Der depressive Tenor der Rede, die zerknirschte Physiognomie des Präsidenten und seine leicht nuschelnde Sprache gaben vielen Amerikanern das Gefühl, dass die Probleme des Landes auf sie abgewälzt würden. Von der Führungsstärke, die man von einem Präsidenten erwartete, war in der Rede und bei anderen Auftritten Carters in jenem Jahr, dem dritten seiner Amtszeit, wenig zu spüren. Amerika, so schien es vielen, war eine gedemütigte Grossmacht, drangsaliert von wenig sympathischen, ihre Ölmacht ausspielenden Ländern im Nahen Osten. Niemand konnte ahnen, dass binnen weniger Monate auf die USA und ihren Präsidenten eine Demütigung ganz neuer Grössenordnung zukommen sollte.

Jimmy Carter war ein Aussenseiter, ein Politiker, der seine Karriere darauf aufbaute, nicht Teil des herkömmlichen Politbetriebs von Washington zu sein.

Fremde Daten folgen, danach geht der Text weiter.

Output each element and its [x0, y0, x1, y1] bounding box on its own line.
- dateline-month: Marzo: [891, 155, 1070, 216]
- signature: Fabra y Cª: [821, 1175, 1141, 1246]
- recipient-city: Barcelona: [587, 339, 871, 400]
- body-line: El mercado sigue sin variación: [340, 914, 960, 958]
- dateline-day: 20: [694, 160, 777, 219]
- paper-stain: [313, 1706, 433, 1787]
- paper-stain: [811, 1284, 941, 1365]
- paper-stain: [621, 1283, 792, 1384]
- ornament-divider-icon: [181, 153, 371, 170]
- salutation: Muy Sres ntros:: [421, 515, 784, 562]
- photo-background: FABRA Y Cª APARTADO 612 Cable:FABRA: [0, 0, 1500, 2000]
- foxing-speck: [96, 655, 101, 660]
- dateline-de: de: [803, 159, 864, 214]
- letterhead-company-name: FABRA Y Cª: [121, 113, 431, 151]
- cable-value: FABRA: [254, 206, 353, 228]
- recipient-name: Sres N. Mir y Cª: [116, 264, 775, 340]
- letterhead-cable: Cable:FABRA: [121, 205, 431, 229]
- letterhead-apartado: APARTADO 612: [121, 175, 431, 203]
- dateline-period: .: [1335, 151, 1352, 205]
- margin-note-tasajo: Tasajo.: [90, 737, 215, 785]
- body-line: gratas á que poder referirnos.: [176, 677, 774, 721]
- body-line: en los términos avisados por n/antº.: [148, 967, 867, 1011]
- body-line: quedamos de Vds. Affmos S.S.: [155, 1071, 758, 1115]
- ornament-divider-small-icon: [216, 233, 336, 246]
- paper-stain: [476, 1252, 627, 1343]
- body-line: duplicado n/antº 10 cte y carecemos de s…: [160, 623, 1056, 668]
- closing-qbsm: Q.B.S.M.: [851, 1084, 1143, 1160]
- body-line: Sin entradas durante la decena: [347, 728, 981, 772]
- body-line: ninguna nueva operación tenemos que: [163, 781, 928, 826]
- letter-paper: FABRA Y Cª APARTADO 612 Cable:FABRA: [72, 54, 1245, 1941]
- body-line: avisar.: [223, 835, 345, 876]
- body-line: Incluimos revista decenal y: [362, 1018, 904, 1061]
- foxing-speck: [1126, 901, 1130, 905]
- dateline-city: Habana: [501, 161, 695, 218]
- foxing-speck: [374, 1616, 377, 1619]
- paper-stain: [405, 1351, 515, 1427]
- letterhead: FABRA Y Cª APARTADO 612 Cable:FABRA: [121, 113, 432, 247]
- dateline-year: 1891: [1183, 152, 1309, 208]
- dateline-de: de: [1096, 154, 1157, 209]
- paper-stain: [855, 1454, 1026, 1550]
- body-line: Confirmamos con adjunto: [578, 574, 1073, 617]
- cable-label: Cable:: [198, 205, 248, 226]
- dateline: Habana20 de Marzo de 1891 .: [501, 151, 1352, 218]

Doch Mangel an Erfahrung bei gleichzeitig überhöhtem, teilweise religiös motiviertem Sendungsbewusstsein und die Berufung von ebenfalls unerfahrenen Beratern sind nicht unbedingt ein Erfolgsrezept in Zeiten aussen- wie innenpolitischer Herausforderungen.

Ihn als Provinzler zu bezeichnen, ist angebracht: Der am 1. Oktober 1924 in Plains, einem Dorf von wenigen hundert Einwohnern, im Gliedstaat Georgia geborene James Earl Carter verbrachte vor seiner Präsidentschaft nur einen Lebensabschnitt ausserhalb seiner Heimat im Deep South. Es war seine Zeit bei der Marine, wo er in der Atomunterseeboot-Flotte diente – ein modernes U-Boot der Seawolf-Klasse trägt seit 2004 seinen Namen. Nach dem Tod seines Vaters 1953 nahm Jimmy seinen Abschied von der Marine und führte zusammen mit seiner Frau Rosalynn die elterliche Erdnussfarm.

«Jimmy who?»

Nach einem ersten Amt in der lokalen Schulaufsicht begann Carters politische Karriere 1962 mit seiner Wahl in den Senat von Georgia. Sein erster Versuch, Gouverneur des Gliedstaates zu werden, scheiterte und stürzte ihn in eine Krise, aus der er als «wiedergeborener Christ» mit neuem und manchmal fast missionarischem Selbstbewusstsein hervorging. Im zweiten Anlauf wählten ihn die Bürgerinnen und Bürger von Georgia 1970 zu ihrem Gouverneur. Noch vor Ende seiner Amtszeit begann Carter, seinen Weg ins Weisse Haus zu planen.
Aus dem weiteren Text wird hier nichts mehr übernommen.